川の対岸(彼岸)には、素晴らしい世界が広がっていると聞きます。
しかし、川に架かった橋は、腐っていて向こう岸にわたるのは危険であると人々はいいます。
あなたは渡らずに、ただ対岸を眺めて済ましますか?
渡ることが出来ないけれど、向こうの世界はとても素晴らしいと、自慢げに話す人がいます。渡れないならどうして、素晴らしい世界があると知っているのでしょう。
その人は、本当にあなたを危険に晒すまいとしているのでしょうか。
川の対岸に素晴らしい世界が広がっている。しかし、橋は腐っていて渡ると危ないという。
ではなぜ、誰も橋を直そうとしないのでしょう?
進歩とは身を危険に晒すことではありませんが、危険だからと前に進まないことも進歩ではありません。腐って危険な橋なら、通れぬようにするのも確かに大切な事です。ですが、橋を直す努力は、よほど崇高な仕事といえましょう。

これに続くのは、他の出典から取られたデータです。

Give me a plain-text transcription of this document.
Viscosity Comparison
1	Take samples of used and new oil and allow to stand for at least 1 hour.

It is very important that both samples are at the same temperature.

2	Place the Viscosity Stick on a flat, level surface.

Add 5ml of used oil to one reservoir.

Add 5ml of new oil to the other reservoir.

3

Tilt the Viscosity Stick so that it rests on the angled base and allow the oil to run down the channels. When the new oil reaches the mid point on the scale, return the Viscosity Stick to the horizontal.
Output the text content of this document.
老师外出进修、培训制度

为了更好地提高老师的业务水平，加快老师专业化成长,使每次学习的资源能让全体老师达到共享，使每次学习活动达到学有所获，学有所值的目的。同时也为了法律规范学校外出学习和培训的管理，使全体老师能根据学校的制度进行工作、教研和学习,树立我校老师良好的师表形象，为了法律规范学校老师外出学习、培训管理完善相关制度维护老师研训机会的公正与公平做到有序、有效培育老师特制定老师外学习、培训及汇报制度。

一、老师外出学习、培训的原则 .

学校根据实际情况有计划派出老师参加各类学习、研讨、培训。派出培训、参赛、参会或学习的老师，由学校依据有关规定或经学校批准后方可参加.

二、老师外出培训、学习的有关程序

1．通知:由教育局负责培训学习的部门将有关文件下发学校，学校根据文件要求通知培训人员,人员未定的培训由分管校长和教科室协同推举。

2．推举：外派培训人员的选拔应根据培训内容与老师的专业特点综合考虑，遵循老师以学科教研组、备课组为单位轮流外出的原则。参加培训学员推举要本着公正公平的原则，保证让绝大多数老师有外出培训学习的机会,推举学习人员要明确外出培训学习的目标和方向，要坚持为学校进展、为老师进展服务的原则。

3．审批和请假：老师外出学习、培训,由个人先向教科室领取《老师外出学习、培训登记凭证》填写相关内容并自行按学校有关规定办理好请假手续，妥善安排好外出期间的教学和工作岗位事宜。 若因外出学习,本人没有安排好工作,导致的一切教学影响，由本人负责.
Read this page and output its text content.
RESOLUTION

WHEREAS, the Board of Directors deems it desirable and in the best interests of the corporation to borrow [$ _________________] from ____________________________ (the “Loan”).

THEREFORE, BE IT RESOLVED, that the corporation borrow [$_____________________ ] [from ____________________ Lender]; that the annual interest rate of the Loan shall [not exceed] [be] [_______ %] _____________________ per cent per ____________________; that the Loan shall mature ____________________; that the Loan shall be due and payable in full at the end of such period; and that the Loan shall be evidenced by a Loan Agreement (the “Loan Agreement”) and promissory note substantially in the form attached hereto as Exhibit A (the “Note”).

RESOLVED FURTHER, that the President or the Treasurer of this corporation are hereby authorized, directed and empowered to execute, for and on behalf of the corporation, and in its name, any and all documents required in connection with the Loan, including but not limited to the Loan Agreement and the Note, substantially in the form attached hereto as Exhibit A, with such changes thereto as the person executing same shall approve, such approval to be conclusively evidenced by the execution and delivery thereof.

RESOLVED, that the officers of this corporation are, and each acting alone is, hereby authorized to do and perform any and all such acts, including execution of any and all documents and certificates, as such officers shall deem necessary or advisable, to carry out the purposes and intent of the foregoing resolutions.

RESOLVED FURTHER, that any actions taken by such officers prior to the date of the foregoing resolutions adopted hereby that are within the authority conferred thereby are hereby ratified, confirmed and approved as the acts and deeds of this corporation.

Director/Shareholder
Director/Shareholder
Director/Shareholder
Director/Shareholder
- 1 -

いや、あの橋は本当に腐っていて、渡るのは危険だ。私も落ちた事があるからよく解る。
橋が腐っていなくても橋の欄干や手すりによじ登るのも危険ですよ。
交霊には確かに危険が伴います。しかし、無茶をしても危険がなく、そして有益なものというのが一体世の中のどこにあるというのでしょうか?
川に架かった橋は、腐っていて向こう岸にわたるのは危険であると人々は言います。……では、誰一人渡った事がないのでしょうか?
危険だからと「橋を渡るな」というのは、本当に価値ある奉仕でしょうか? 橋をなおしたり、道案内をしたり、そういう建設的な奉仕こそに価値があるのではないでしょうか。まして、人は望まなくても交霊に直面する事もあるのですから。
いかなる意図の元に無意義な奉仕をするものがいるのか。様々な人がいるものです。
心霊否定論者にも無理なことをいう人が少なくありません。